Президент-генерал что угодно говорит, только по цивилизованному пути идти не согласен; твердит – мы будем воевать, мы на колени Россию поставим, и при этом в неделю раз, а то и два поздней ночью в аэропорт Ханкала военные российские самолеты приземляются, не скрываясь, разве что ночь, генералы из Москвы прямо в президентский дворец приезжают, с президентом мятежной Чечни, о чем-то общаются, под утро, изрядно охмелев, улетают.
Как Сталин, по ночам работающий президент Ичкерии, утром отдыхает, и только к двум-трем часам пополудни под усиленной охраной на работу приезжает. Недосуг ему референдумы устраивать, он сказал «независимы», значит, достаточно. А на мир и цивилизацию ему чихать; у него в друзьях Ливия, Ирак, Судан, и почему-то Югославия…
За два года существования независимой Ичкерии к середине 1993 года республика в полнейшем кризисе: банковской системы нет, экономика отсутствует, пенсии и пособия на детей не выплачиваются, хаос во всем, преступность процветает. Лидеры республики объясняют все это проделками России, просят народ еще немного подождать, потерпеть, «шишками и соломой питаться, из шерсти носки вязать, готовясь к войне – подвалы рыть, а не дома строить». Однако чеченский народ хоть и малообразован из-за депортации, а все понимает, с холуйством в глазах обман не перенесет. С каждым днем ситуация обостряется, народ недоволен, и даже у президента власть номинальная. Вот и командиры чеченских воинских формирований объединяются, прямо по телевизору ультиматум режиму выдвигают, кажется вот-вот все решится, разум народа возобладает, и тут, как бы для консолидации оппозиционных сил, для правильного руководства народом, появляется мощная, финансово обеспеченная сила из Москвы во главе с общеизвестными лидерами.
На Театральной площади Грозного все разрастающийся, непрекращающийся митинг оппозиции. Поддержка народа колоссальная; есть громкоговорители, есть охрана, есть деньги, четкая организация, масса оружия.
И тут Докуев Албаст не растерялся, проявил расторопность, помчался в Грозный: его обняли, чуть ли не прослезились от радости, приняли сразу в штабе и даже поручили сверхважное, опасное задание – отпечатать в Ставрополе бланки предстоящего референдума. Албаст с заданием справился, правда, сопровождать бланки побоялся, через Домбу-Хаджи попросил подчиненных Мараби, потенциальных врагов, доставить груз в Грозный в штаб оппозиции, и только когда узнал, что бланки благополучно дошли, посмел выехать сам в сопровождении Мараби.

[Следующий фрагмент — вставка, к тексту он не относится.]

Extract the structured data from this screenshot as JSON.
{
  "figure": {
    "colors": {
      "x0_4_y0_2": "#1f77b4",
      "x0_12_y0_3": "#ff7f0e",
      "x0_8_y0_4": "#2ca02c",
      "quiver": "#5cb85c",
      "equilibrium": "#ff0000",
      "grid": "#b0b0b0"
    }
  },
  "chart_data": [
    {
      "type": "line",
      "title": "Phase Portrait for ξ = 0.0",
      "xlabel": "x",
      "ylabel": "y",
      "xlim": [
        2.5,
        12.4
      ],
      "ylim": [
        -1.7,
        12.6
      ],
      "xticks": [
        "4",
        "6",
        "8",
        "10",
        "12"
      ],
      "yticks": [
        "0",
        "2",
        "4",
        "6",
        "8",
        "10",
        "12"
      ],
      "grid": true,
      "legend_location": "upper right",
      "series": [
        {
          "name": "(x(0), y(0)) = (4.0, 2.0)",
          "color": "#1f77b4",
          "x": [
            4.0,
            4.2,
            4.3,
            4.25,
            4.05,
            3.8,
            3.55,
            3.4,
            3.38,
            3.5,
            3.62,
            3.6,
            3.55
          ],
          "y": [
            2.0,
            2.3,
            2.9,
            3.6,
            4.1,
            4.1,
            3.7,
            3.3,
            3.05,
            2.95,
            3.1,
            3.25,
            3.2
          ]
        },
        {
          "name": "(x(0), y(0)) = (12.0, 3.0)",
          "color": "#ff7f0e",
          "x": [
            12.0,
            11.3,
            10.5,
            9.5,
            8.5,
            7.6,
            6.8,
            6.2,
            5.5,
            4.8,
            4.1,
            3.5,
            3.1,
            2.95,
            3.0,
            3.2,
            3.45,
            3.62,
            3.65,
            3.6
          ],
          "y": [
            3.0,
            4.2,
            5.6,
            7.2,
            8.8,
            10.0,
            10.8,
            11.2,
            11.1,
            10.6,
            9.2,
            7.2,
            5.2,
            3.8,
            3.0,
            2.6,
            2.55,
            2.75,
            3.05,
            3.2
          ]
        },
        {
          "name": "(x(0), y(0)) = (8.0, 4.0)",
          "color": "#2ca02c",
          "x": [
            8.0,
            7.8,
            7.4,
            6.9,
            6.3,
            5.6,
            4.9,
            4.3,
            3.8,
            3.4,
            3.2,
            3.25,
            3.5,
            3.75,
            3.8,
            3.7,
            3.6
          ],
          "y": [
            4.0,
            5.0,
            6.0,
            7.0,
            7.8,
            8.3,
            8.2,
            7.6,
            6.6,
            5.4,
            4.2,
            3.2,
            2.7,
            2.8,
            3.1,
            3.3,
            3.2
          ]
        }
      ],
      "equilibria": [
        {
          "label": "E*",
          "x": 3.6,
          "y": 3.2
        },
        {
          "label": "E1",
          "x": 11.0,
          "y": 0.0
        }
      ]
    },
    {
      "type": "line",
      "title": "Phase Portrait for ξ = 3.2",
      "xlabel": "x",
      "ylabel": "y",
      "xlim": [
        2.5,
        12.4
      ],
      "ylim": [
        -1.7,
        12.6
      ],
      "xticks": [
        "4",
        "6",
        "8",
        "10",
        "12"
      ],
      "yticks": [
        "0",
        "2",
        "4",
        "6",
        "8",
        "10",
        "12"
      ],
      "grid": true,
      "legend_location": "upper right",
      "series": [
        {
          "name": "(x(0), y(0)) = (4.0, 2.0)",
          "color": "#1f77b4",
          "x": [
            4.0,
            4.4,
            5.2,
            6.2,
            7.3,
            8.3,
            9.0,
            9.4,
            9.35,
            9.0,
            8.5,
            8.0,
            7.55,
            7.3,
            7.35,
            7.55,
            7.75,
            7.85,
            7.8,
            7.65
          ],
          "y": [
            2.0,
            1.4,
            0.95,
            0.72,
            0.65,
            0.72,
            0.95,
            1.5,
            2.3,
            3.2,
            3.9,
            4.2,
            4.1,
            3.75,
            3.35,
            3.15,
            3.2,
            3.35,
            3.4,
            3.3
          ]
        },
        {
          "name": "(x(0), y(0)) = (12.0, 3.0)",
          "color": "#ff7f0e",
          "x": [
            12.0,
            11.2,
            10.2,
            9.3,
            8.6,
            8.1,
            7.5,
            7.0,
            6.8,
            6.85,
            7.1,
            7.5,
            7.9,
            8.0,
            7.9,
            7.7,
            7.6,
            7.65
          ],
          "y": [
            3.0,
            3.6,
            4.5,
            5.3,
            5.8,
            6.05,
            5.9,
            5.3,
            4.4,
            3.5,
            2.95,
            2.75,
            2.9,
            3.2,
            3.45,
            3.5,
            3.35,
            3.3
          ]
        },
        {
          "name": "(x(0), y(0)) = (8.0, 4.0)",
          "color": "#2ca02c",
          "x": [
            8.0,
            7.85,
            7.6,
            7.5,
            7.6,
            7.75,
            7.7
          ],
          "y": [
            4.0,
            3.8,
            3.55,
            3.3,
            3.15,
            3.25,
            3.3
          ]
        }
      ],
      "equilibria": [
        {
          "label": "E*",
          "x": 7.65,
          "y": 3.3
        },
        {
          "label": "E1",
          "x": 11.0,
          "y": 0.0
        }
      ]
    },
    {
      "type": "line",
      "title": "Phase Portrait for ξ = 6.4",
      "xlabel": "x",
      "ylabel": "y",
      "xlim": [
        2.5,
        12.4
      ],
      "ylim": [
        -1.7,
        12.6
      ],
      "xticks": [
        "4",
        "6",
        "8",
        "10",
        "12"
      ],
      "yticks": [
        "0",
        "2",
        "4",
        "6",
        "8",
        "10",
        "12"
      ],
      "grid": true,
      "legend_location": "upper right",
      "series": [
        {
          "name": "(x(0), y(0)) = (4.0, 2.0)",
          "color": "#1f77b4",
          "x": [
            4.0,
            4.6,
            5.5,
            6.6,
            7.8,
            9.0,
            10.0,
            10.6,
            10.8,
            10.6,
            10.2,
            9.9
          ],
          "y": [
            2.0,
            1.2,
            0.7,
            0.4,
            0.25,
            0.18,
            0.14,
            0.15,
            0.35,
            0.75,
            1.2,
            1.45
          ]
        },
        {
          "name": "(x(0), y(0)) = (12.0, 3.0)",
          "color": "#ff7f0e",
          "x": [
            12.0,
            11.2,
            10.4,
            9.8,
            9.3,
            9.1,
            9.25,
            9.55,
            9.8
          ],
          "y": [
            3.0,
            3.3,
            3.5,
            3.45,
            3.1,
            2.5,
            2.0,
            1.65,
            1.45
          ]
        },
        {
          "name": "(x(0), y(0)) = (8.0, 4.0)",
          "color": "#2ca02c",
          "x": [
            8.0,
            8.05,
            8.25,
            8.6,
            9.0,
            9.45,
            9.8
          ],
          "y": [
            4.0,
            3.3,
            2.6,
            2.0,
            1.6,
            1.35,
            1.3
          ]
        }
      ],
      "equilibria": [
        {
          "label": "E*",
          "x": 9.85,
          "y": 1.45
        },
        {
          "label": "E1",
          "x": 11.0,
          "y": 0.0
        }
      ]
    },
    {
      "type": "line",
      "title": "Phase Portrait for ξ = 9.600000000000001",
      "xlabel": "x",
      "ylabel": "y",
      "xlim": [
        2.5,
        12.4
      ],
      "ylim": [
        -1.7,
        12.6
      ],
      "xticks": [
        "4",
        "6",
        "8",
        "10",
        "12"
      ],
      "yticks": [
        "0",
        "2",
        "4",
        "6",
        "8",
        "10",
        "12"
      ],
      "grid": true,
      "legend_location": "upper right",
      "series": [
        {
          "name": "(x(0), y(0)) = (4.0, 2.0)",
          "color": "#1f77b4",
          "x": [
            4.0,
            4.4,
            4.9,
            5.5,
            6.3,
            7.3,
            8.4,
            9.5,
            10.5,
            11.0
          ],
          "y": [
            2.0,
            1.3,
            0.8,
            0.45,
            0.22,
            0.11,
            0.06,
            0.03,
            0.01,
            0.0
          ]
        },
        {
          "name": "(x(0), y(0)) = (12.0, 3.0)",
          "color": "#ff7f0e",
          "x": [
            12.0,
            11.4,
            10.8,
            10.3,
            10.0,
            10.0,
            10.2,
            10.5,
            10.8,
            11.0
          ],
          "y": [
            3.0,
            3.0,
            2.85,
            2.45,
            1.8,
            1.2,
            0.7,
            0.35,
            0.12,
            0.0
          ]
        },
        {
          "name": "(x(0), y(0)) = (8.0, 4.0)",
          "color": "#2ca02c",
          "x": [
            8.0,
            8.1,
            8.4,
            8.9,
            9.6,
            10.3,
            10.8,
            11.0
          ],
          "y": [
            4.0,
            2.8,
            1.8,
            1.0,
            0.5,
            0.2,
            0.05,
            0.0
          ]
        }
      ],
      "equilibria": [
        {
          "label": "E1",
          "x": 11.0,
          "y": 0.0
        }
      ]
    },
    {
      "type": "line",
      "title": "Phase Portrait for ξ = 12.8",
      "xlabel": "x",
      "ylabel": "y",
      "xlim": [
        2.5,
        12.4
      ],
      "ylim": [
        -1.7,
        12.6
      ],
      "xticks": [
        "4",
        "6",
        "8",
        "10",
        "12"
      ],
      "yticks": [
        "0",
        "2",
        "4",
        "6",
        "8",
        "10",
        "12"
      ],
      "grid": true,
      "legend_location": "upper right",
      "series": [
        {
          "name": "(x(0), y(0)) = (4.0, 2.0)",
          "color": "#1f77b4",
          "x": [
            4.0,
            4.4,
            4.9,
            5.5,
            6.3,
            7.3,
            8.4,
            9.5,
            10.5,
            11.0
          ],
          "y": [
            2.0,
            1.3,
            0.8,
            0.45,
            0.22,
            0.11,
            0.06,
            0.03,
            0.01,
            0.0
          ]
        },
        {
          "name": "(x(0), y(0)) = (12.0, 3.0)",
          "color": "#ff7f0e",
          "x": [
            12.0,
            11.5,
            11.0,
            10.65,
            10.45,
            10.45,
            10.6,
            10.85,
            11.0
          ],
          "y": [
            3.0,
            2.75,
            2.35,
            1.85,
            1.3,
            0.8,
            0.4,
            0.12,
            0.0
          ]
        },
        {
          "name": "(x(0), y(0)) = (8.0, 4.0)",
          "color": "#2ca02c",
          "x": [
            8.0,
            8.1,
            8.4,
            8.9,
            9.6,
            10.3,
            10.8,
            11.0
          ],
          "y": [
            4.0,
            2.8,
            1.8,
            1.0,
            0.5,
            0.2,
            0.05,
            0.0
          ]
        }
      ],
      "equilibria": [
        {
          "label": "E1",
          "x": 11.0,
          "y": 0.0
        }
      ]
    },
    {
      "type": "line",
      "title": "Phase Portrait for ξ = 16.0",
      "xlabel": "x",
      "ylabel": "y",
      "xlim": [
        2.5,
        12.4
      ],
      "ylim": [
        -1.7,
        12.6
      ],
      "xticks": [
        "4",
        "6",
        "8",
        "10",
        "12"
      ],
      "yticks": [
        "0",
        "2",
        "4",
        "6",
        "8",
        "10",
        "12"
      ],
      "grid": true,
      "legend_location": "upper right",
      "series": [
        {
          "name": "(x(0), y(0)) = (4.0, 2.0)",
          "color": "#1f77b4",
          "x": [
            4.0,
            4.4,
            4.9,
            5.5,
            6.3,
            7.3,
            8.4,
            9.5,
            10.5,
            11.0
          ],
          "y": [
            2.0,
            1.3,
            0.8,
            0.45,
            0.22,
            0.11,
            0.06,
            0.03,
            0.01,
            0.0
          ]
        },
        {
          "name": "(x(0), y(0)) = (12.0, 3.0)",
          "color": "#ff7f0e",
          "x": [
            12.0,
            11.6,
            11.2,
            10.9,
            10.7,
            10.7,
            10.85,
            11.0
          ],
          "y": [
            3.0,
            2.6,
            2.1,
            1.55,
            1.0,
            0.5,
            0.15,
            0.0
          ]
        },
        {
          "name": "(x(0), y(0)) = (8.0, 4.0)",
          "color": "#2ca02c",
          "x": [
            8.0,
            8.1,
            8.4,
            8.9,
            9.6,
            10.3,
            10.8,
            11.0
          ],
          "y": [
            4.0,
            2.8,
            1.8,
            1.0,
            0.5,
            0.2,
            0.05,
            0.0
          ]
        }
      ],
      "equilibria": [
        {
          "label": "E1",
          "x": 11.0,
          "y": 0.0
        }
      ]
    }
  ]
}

… Вот и Грозный с Терского хребта виден стал, скоро Албаст будет дома, рядом с любимой матерью; от этого радостно на душе, но не до конца – что-то кошки на душе скребут, что-то неладно.
Вроде дураком себя Албаст не считает, а толком понять ничего не может. Так, в прошлую весну, когда координационный совет власть захватывал, его отец, слезно просил сына его пожалеть, мол, старик, ничего в политике не смыслит, обманулся. И знает Албаст, что его отец, как и другие лидеры Ичкерии, говорят, и сам президент, спешно упаковывал чемоданы, вычисляя, в какую сторону бежать. А когда узнали, что председатель оказался трусливее их, они воспряли духом, вернулись во власть. Сейчас совсем иное. Домба-Хаджи одобряет решение сына, снисходительно улыбается, как кот с мышонком, игривые речи ведет, будто все заранее знает, абсолютно за нынешнюю власть не переживает и даже помогает противникам-оппозиционерам в доставке бюллетеней.
Наконец-то родные пенаты, как нигде ныне уютно и спокойно Албасту сидеть меж родителей, сытно есть.
– Как ты похудел, сынок, – жалится Алпату, скрывает слезу. – И это поешь, – пододвигает она первенцу еще одно блюдо. – Поизносился весь… Давай я у Анасби костюм для тебя попрошу.
– Не надо, – с едой во рту отвечает Албаст, – завтра референдум, мы возьмем власть, и мне обещан пост любого министра.
– Хе-хе, – усмехнулся не злобно отец, – вашего референдума не будет.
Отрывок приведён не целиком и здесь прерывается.